The small sample size did not permit us make relevant comparisons (for example age- and gender-based comparisons). The cross-sectional design of this study prevents us from making causal conclusions. However, this is the first study that has attempted to assess the relationship between parental punishment and depression and HRQL in children with PMNE. We believe that our findings will as a basis for further investigation.
Taken together, our study demonstrates that parental punishment for urinary incontinence was associated with an increase in the severity of depressive symptoms severity and a poor psychosocial HRQL in children with PMNE. While parents might believe that a punitive approach will resolve nocturnal enuresis, they should be educated of the adverse effect of punishment on the child, which might include an increase in the frequency of incontinence episodes and consequently lead to increased depression and a poor psychosocial HRQL. Thus, parents should be advised to avoid punishing enuretic children.
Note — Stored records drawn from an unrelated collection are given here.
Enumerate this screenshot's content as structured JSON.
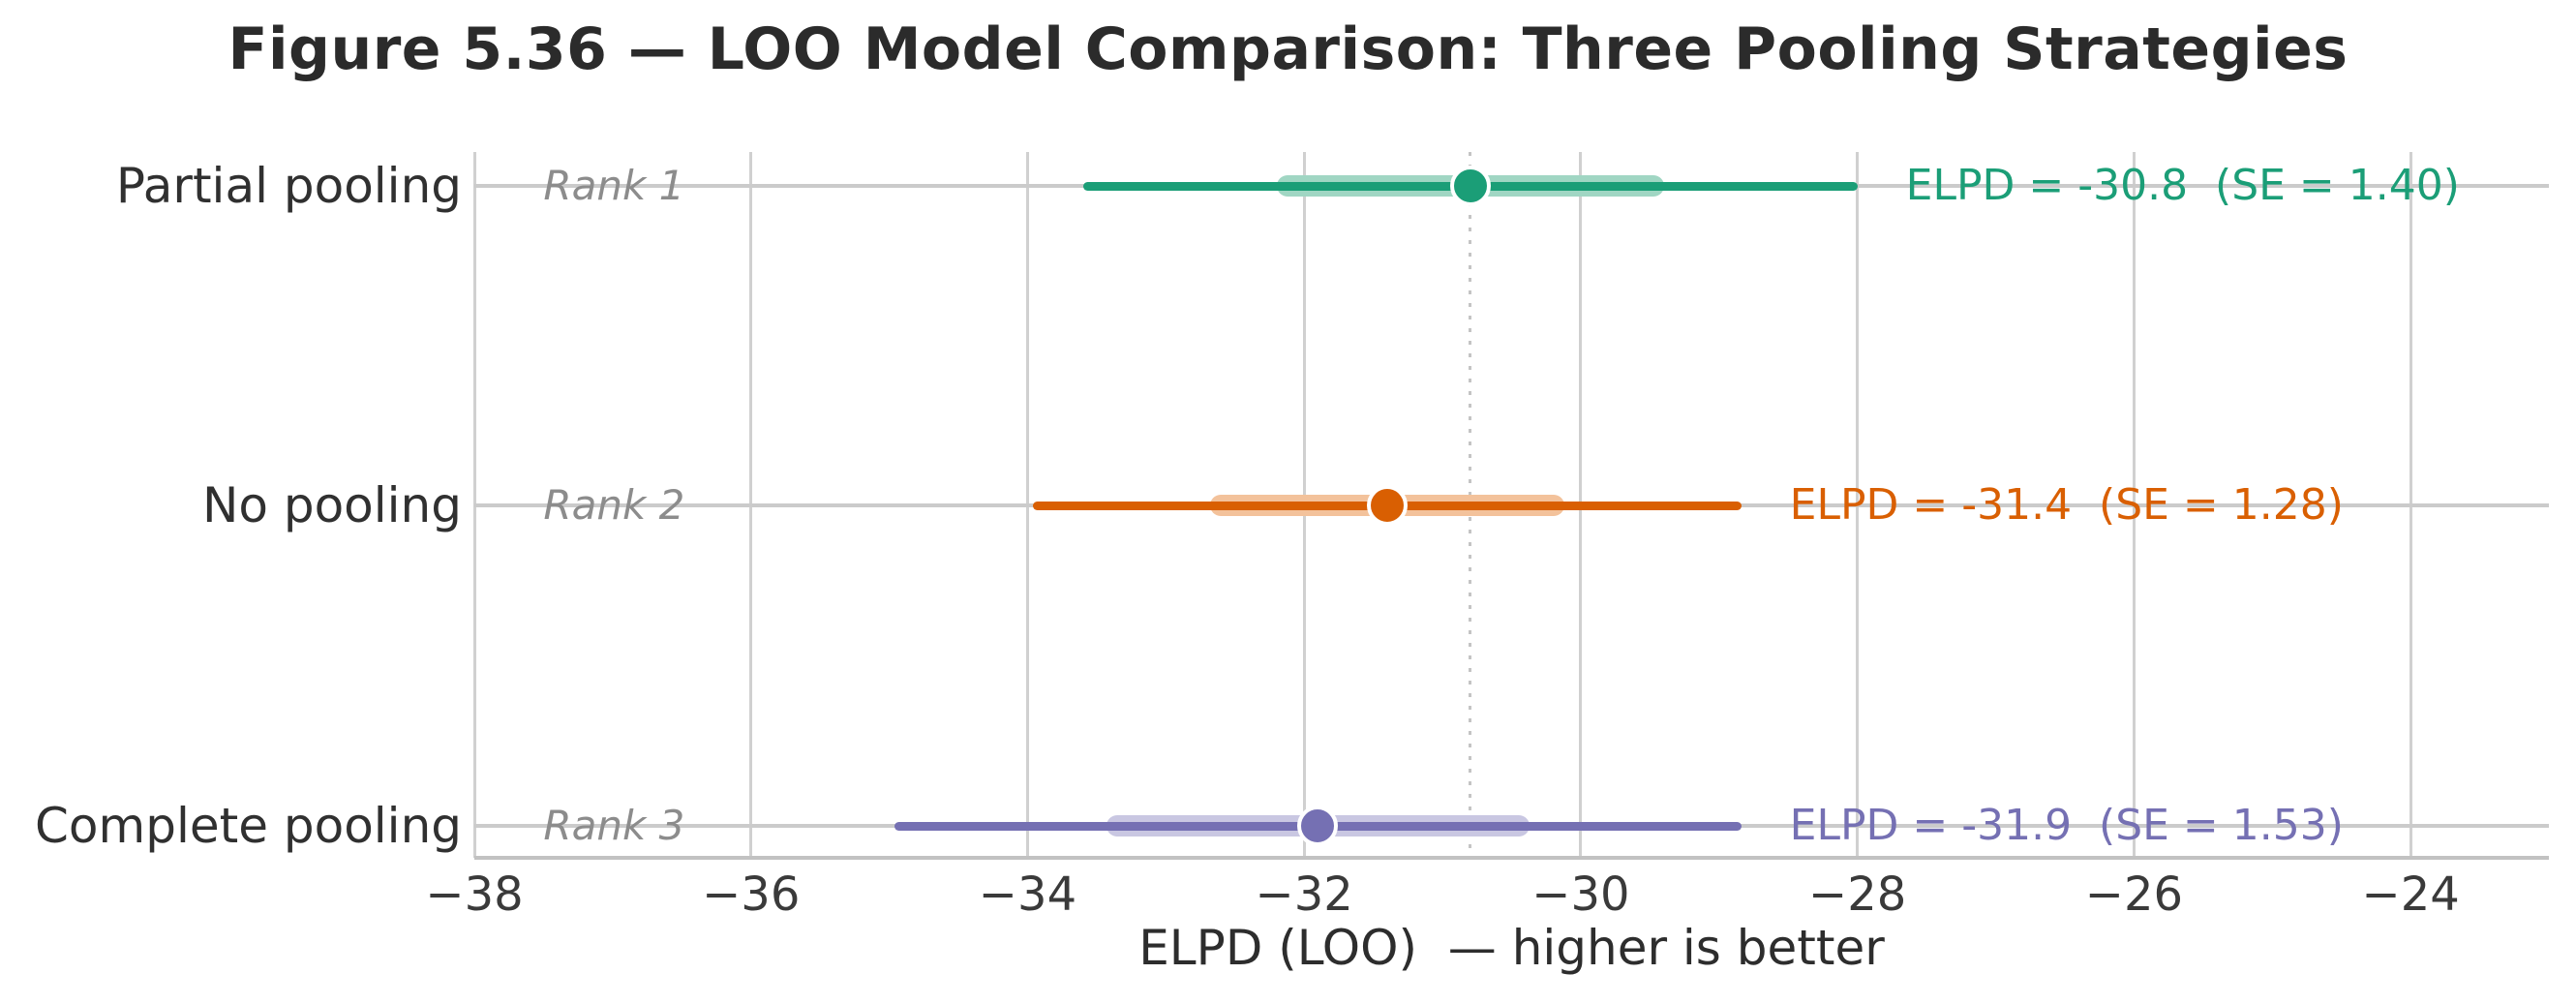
{
  "chart_data": {
    "type": "scatter",
    "variant": "dot-and-interval (forest) model comparison plot",
    "title": "Figure 5.36 — LOO Model Comparison: Three Pooling Strategies",
    "xlabel": "ELPD (LOO)  — higher is better",
    "xlim": [
      -38,
      -23
    ],
    "xticks": [
      -38,
      -36,
      -34,
      -32,
      -30,
      -28,
      -26,
      -24
    ],
    "xtick_labels": [
      "−38",
      "−36",
      "−34",
      "−32",
      "−30",
      "−28",
      "−26",
      "−24"
    ],
    "grid": "vertical gridlines on, no top/left/right spines",
    "reference_line_x": -30.8,
    "legend": "none",
    "models": [
      {
        "label": "Partial pooling",
        "rank_label": "Rank 1",
        "elpd": -30.8,
        "se": 1.4,
        "interval_1se": [
          -32.2,
          -29.4
        ],
        "interval_2se": [
          -33.6,
          -28.0
        ],
        "annotation": "ELPD = -30.8  (SE = 1.40)",
        "color": "#1b9e77",
        "color_light": "#a0d6c3"
      },
      {
        "label": "No pooling",
        "rank_label": "Rank 2",
        "elpd": -31.4,
        "se": 1.28,
        "interval_1se": [
          -32.68,
          -30.12
        ],
        "interval_2se": [
          -33.96,
          -28.84
        ],
        "annotation": "ELPD = -31.4  (SE = 1.28)",
        "color": "#d95f02",
        "color_light": "#f3c29b"
      },
      {
        "label": "Complete pooling",
        "rank_label": "Rank 3",
        "elpd": -31.9,
        "se": 1.53,
        "interval_1se": [
          -33.43,
          -30.37
        ],
        "interval_2se": [
          -34.96,
          -28.84
        ],
        "annotation": "ELPD = -31.9  (SE = 1.53)",
        "color": "#7570b3",
        "color_light": "#c9c7e2"
      }
    ]
  }
}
This publication, which focuses on the quality of life of bedwetting children, is a very important message for caretakers who should take it very seriously if a child or the parents ask for “medical attention”. Regardless of their educational level and their income, parents punish their bedwetting child verbally and physically. It is the task of all caregivers to educate parents that a punitive approach will not resolve bedwetting; on the contrary: this study shows that punishment will lead to an increased rate of depression and a poor psychosocial health-related quality of life.